Sylvain Gaulier, a Suffolk University graduate and former Journal staff writer who now lives in Lille, France, said emotions regarding the death of the brothers are mixed across the country.
“I heard on the radio a Charlie Hebdo journalist regretting the fact there won’t be a trial. However, another Charlie columnist and Doctor Patrick Pelloux disagreed and did not think a trial would have given explanations to people and they could have convinced other people in jail,” Gaulier said. “I agree with Pelloux, I don’t feel much empathy for the killers and I don’t believe a trial would have been important.”
While the two Charlie Hebdo attackers were cornered by police, another situation erupted in Paris when a gunman entered a Jewish kosher supermarket, according to multiple news sources. Hours later, several hostages were freed from the supermarket after five small explosions went off, but four hostages and the gunman were killed, BBC said.

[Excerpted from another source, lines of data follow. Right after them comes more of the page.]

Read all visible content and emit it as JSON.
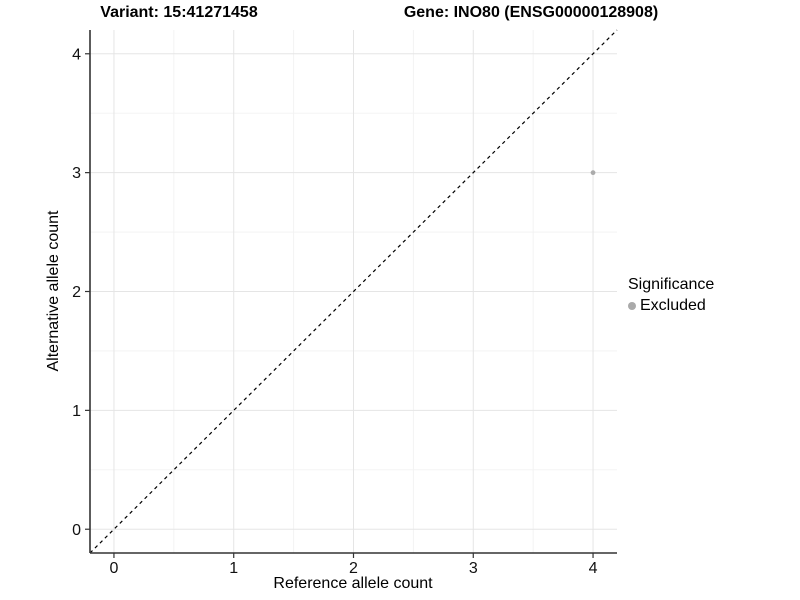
{
  "titles": {
    "variant": "Variant: 15:41271458",
    "gene": "Gene: INO80 (ENSG00000128908)"
  },
  "chart_data": {
    "type": "scatter",
    "xlabel": "Reference allele count",
    "ylabel": "Alternative allele count",
    "xlim": [
      -0.2,
      4.2
    ],
    "ylim": [
      -0.2,
      4.2
    ],
    "x_ticks": [
      0,
      1,
      2,
      3,
      4
    ],
    "y_ticks": [
      0,
      1,
      2,
      3,
      4
    ],
    "minor_ticks": [
      0.5,
      1.5,
      2.5,
      3.5
    ],
    "grid": "major and minor gridlines on white panel",
    "points": [
      {
        "x": 4,
        "y": 3,
        "significance": "Excluded"
      }
    ],
    "reference_line": {
      "equation": "y = x",
      "style": "dashed",
      "color": "#000000"
    },
    "legend": {
      "title": "Significance",
      "position": "right",
      "entries": [
        {
          "label": "Excluded",
          "color": "#aaaaaa"
        }
      ]
    }
  },
  "colors": {
    "point": "#ababab",
    "major_grid": "#e5e5e5",
    "minor_grid": "#f2f2f2",
    "axis_line": "#333333",
    "tick_mark": "#333333",
    "tick_label": "#111111",
    "dashed_line": "#000000",
    "background": "#ffffff"
  }
}
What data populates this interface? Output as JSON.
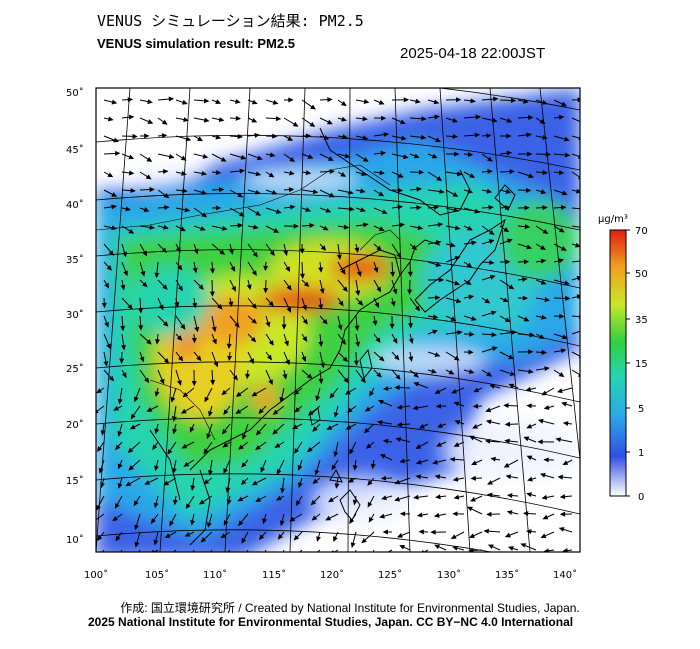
{
  "header": {
    "title_jp": "VENUS シミュレーション結果: PM2.5",
    "title_en": "VENUS simulation result: PM2.5",
    "datetime": "2025-04-18 22:00JST"
  },
  "map": {
    "lat_labels": [
      "50˚",
      "45˚",
      "40˚",
      "35˚",
      "30˚",
      "25˚",
      "20˚",
      "15˚",
      "10˚"
    ],
    "lon_labels": [
      "100˚",
      "105˚",
      "110˚",
      "115˚",
      "120˚",
      "125˚",
      "130˚",
      "135˚",
      "140˚"
    ]
  },
  "colorbar": {
    "unit": "μg/m³",
    "ticks": [
      "70",
      "50",
      "35",
      "15",
      "5",
      "1",
      "0"
    ],
    "colors": [
      "#ffffff",
      "#3050e6",
      "#2aa8e8",
      "#26d4b0",
      "#30d040",
      "#c8e828",
      "#f0a020",
      "#e02010"
    ]
  },
  "footer": {
    "credit": "作成: 国立環境研究所 / Created by National Institute for Environmental Studies, Japan.",
    "license": "2025 National Institute for Environmental Studies, Japan. CC BY−NC 4.0 International"
  }
}
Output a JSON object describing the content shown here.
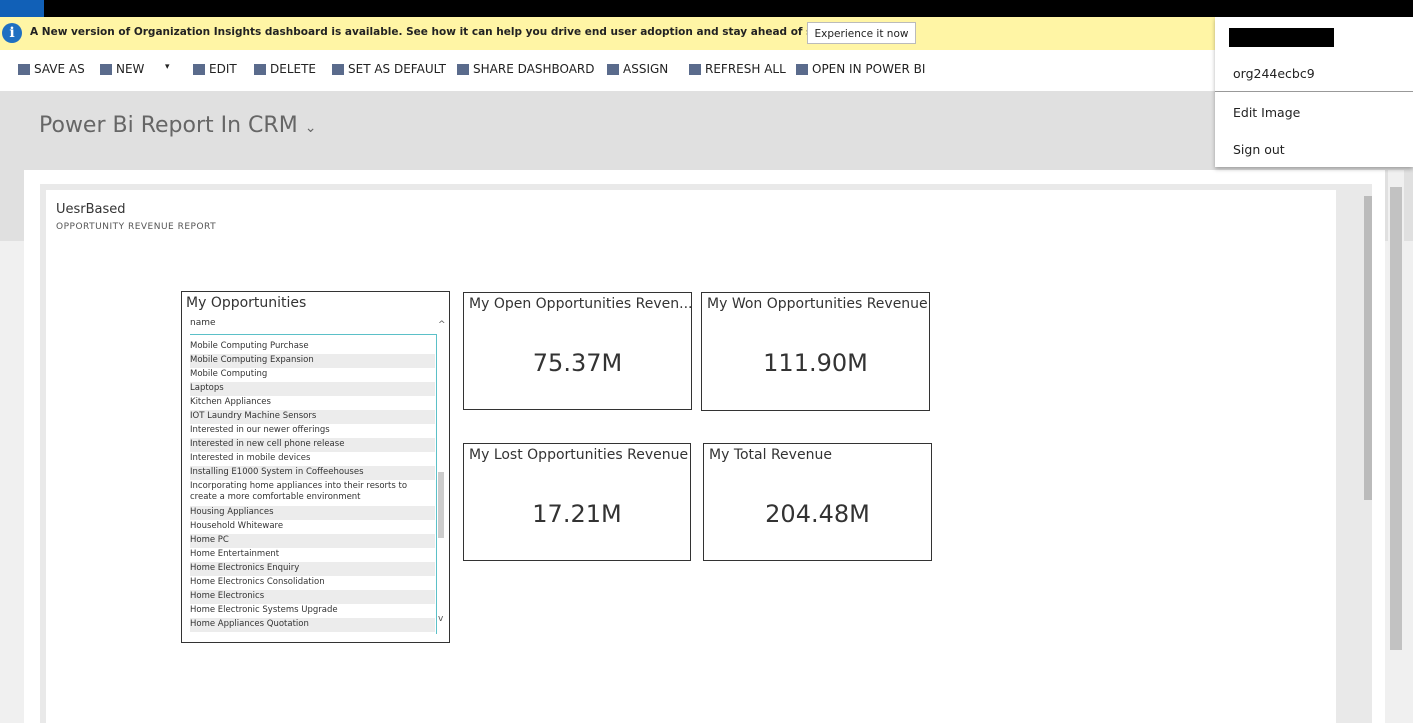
{
  "notification": {
    "text": "A New version of Organization Insights dashboard is available. See how it can help you drive end user adoption and stay ahead of support issues.",
    "button": "Experience it now"
  },
  "commands": [
    "SAVE AS",
    "NEW",
    "EDIT",
    "DELETE",
    "SET AS DEFAULT",
    "SHARE DASHBOARD",
    "ASSIGN",
    "REFRESH ALL",
    "OPEN IN POWER BI"
  ],
  "dashboard_title": "Power Bi Report In CRM",
  "user_menu": {
    "org": "org244ecbc9",
    "items": [
      "Edit Image",
      "Sign out"
    ]
  },
  "report": {
    "name": "UesrBased",
    "subtitle": "OPPORTUNITY REVENUE REPORT"
  },
  "table": {
    "title": "My Opportunities",
    "column": "name",
    "rows": [
      "Mobile Computing Purchase",
      "Mobile Computing Expansion",
      "Mobile Computing",
      "Laptops",
      "Kitchen Appliances",
      "IOT Laundry Machine Sensors",
      "Interested in our newer offerings",
      "Interested in new cell phone release",
      "Interested in mobile devices",
      "Installing E1000 System in Coffeehouses",
      "Incorporating home appliances into their resorts to create a more comfortable environment",
      "Housing Appliances",
      "Household Whiteware",
      "Home PC",
      "Home Entertainment",
      "Home Electronics Enquiry",
      "Home Electronics Consolidation",
      "Home Electronics",
      "Home Electronic Systems Upgrade",
      "Home Appliances Quotation"
    ]
  },
  "cards": [
    {
      "title": "My Open Opportunities Reven...",
      "value": "75.37M"
    },
    {
      "title": "My Won Opportunities Revenue",
      "value": "111.90M"
    },
    {
      "title": "My Lost Opportunities Revenue",
      "value": "17.21M"
    },
    {
      "title": "My Total Revenue",
      "value": "204.48M"
    }
  ]
}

The gunman, who BBC identified as Amedy Coulibaly, 32, had gone into the supermarket with two automatic weapons. Coulibaly is also believed to be the man who killed a policewoman on Thursday.
Police have also issued a warrant for Hayat Boumeddiene, 26, for aiding Coulibaly, according to the Wall Street Journal. According to BBC, Boumeddiene is still on the run.
According to CBS News, one worker for the printing company was hiding inside the building throughout the standoff, unknown to the brothers. Throughout the standoff, the man was on the phone with police feeding them information.
“The media said the brothers who killed the journalists have been in the American blacklist of terrorists for a long time,” Gaulier said. “So of course, the people here are asking themselves questions, such as, why didn’t the government try to do something like this before with this kind of record?”
The Kouachi brothers are linked to militant groups, according to USA Today, as they shouted Islamist slogans throughout the attack on Wednesday.
According to the Wall Street Journal, only one of the Kouachi brothers possess an extensive criminal record.
In 2011, Said trained under al Qaeda in the Arabian Peninsula. He returned to France later that year. According to French officials who spoke to the Wall Street Journal, there is no evidence al Qaeda ordered or directed the attack.
Cherif, who is the younger of the two brothers, appeared on the U.S. list of suspected terrorists and was listed on the U.S. government’s no-fly list, according to the Wall Street Journal.
BBC reported both of the brothers grew up in an orphanage in Brittany, France, and Cherif did not convert into a radical Islam until al Qaeda ideology was introduced to him at a Mosque by a preacher. The Wall Street Journal said he was preparing to join others in 2004 who were preparing to fight U.S. troops in Iraq, but was stopped by the French government.
In 2008, Cherif was sentenced to prison for belonging to a terror group, yet he never actually went to prison, according to BBC. Two years later , he was suspected of plotting a convicted terrorist escape from prison. He went to court, but because of the lack of evidence, he was set free. Since then, there hasn’t been any record of criminal activity until Wednesday’s attack on Charlie Hebdo.